Seguendo giorno per giorno i tre programmi emerge in maniera evidentissima che i concorrenti/tronisti/aspiranti cantanti sono perfettamente consapevoli dei metodi comunicativi che servono non solo per fare audience ma anche per essere più visibili.
Primo: litigare. Una bella discussione, con toni altissimi, parole forti, sarcasmo e urli è utilissima per far emergere la presunta personalità di un concorrente e per avere maggiore visibilità in un sistema comunicativo dove farsi notare il più possibile è tutto. Si litiga per ogni cosa, anche la più insignificante e non si deve perdere l’occasione per dimostrare quanto si possa essere forti e capaci di controbattere le opinioni degli altri.

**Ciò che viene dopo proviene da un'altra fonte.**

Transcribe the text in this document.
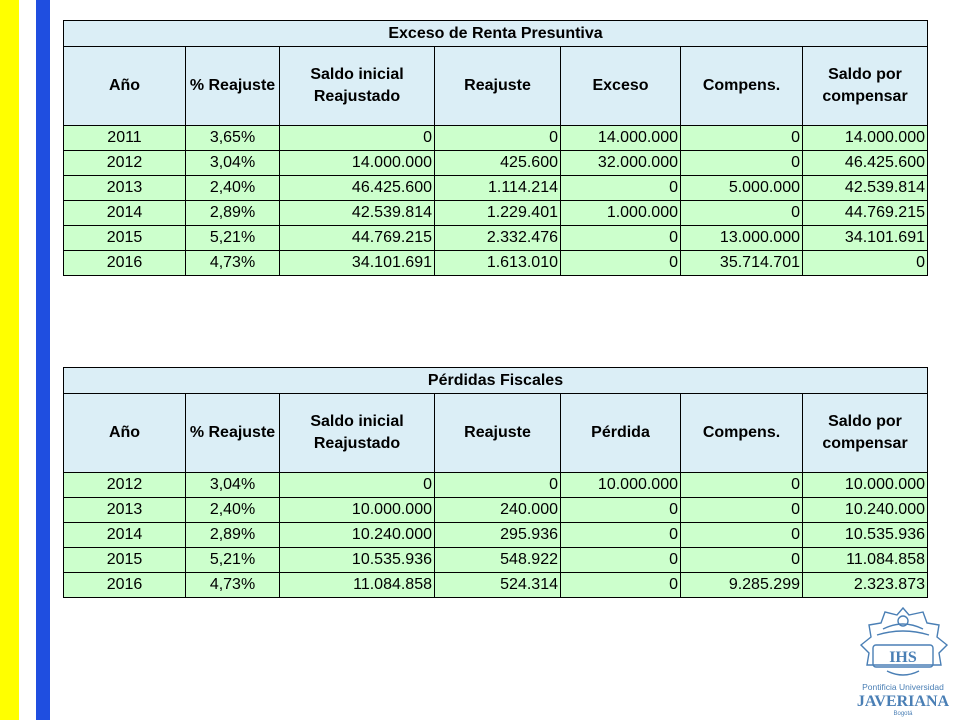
Exceso de Renta Presuntiva						
Año	% Reajuste	Saldo inicial Reajustado	Reajuste	Exceso	Compens.	Saldo por compensar
2011	3,65%	0	0	14.000.000	0	14.000.000
2012	3,04%	14.000.000	425.600	32.000.000	0	46.425.600
2013	2,40%	46.425.600	1.114.214	0	5.000.000	42.539.814
2014	2,89%	42.539.814	1.229.401	1.000.000	0	44.769.215
2015	5,21%	44.769.215	2.332.476	0	13.000.000	34.101.691
2016	4,73%	34.101.691	1.613.010	0	35.714.701	0
Pérdidas Fiscales						
Año	% Reajuste	Saldo inicial Reajustado	Reajuste	Pérdida	Compens.	Saldo por compensar
2012	3,04%	0	0	10.000.000	0	10.000.000
2013	2,40%	10.000.000	240.000	0	0	10.240.000
2014	2,89%	10.240.000	295.936	0	0	10.535.936
2015	5,21%	10.535.936	548.922	0	0	11.084.858
2016	4,73%	11.084.858	524.314	0	9.285.299	2.323.873
IHS
Pontificia Universidad
JAVERIANA
Bogotá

Secondo: piangere. Lacrime, lacrime, lacrime. I partecipanti al GF8, ad Amici e a Uomini e donne sanno benissimo che un "piantarello" fa tanto soap opera e che piangere è un modo per attirare l’attenzione dello spettatore. Ancor di più, si tende da parte di questi giovani a disperarsi per un nonnulla. Viene eliminato un loro presunto amico? Ecco partire frasi solenni come: sii forte, spacca tutto fuori, mi manca da morire. Il tutto come se i partecipanti eliminati andassero incontro a un destino crudele invece che al rutilante e fortemente remunerativo ambiente dello spettacolo televisivo.
Terzo: amoreggiare. Altra tecnica di acquisizione di visibilità è quello di "innamorarsi perdutamente" di un altro partecipante al programma (questo vale soprattutto per il Grande Fratello). La gente si appassiona alle storie d’amore (presunte) e dunque ciò può servire a farsi voler bene dagli spettatori dal cuore tenero. È chiaro che appare evidente come questi innamoramenti siano quanto meno "poco intensi e veri", ma ciò non importa poiché il meccanismo di identificazione dello spettatore in una situazione superficialmente piacevole è infinitamente più forte della soave falsità della situazione.
Quest’anno poi agli autori de Il Grande Fratello è andata veramente bene. Il loro disegno comunicativo è riuscito a perfezione. Una coppia di pseudo-innamorati che litiga in continuazione, si riappacifica, e poi si distende a letto coperta da piumini molto vaporosi. Un grottesco "scandalo" per un innocente e umanissimo scambio di effusioni tra due concorrenti. Uno scontro preoccupante tra un ragazzo e una ragazza (quest’ultima in preda a una crisi di nervi mai vista nella storia del Grande Fratello) che prima si odiano e poi si amano. E poi la ciliegina sulla torta: la bestemmia in diretta, in prima serata su Canale 5. Splendida occasione per dimostrarsi severissimi, irreprensibili e per insegnare la morale del "non si dicono certe cose in pubblico" (a anche se magari si pensano). Il GF 8 quest’anno è riuscito a perfezione. Non c’è che dire: hanno scelto benissimo i concorrenti. Resta il fatto, come diciamo da anni, che il format è cotto, prevedibile, che ha perso freschezza e spontaneità e che i partecipanti sanno già di dover recitare una parte, magari non imposta direttamente dalle redazioni dei programmi ma semplicemente annusata, intuita ed elaborata autonomamente con il passare del tempo. Da concorrente a personaggio, il passo è breve.